Select Subcommittee staff analyzed Census Bureau Pulse Household Survey data across a number of indicators of hardship from the time period immediately preceding the passage of the ARP, the period following the delivery of the ARP’s first benefits, and the most recent period for which there is available data (extending into late August 2021). This analysis shows that the ARP contributed to significant, immediate progress in reducing hardship as direct relief payments were made in March and April 2021. Even though these were one-time payments, much of that progress has been maintained months after their distribution and as the economic recovery has progressed.
More specifically, Select Subcommittee analysis of current evidence shows:
In the weeks following the ARP’s passage, as relief payments were disbursed, the number of Americans reporting that their households lacked enough food to eat dropped by 4.2 million.
The number of Americans owing back rent declined by more than 2 million in the weeks following distribution of the ARP’s relief payments.
Black and Hispanic Americans saw sharp declines in financial hardship following ARP direct relief payments as the share of Black adults reporting significant difficulty paying basic expenses declined by nearly one third between March and late April 2021, and the share of Hispanic adults reporting such difficulty declining by nearly 40%.
This progress has been largely maintained months after direct relief payments were disbursed, as the economy has recovered and other ARP relief measures—including expanded Child Tax Credit advance payments—have rolled out.

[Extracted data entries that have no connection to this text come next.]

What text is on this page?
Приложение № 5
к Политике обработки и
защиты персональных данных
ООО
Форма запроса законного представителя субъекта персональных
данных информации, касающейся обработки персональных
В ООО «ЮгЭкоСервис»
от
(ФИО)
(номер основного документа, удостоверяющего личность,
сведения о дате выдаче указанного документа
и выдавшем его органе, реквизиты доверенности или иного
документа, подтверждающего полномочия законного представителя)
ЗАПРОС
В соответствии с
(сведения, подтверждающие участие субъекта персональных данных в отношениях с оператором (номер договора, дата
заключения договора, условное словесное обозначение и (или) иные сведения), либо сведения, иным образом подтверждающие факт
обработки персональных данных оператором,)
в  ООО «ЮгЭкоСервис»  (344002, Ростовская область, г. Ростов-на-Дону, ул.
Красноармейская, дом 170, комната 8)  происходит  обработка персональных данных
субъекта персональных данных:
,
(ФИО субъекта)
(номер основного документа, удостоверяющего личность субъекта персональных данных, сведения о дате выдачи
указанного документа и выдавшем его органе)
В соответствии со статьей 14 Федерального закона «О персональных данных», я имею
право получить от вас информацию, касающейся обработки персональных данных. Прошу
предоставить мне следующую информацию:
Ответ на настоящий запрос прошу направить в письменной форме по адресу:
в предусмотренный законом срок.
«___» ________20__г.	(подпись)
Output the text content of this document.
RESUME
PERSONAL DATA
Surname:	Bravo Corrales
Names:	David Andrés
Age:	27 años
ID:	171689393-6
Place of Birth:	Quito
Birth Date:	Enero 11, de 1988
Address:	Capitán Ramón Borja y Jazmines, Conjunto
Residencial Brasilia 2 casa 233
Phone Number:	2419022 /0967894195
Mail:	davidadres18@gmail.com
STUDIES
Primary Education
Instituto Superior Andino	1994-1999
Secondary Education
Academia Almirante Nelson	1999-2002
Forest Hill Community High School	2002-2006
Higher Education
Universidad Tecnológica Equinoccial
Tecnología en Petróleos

The Select Subcommittee’s analysis comports with other emerging evidence and analysis, including:
The Urban Institute estimates that the ARP will cut annual poverty by 45% in 2021.
The Center on Budget and Policy Priorities’ analysis of Census data showing sharp declines in hunger following Child Tax Credit advance payments.
The University of Michigan’s report showing a decline in numerous hardship measures following passage of the ARP.
Columbia University’s estimate that the first expanded Child Tax Credit advance payment lifted 6 million children from poverty.
As the nation continues to grapple with the pandemic, today’s report re-emphasizes economic progress made from the ARP and the need for additional legislation.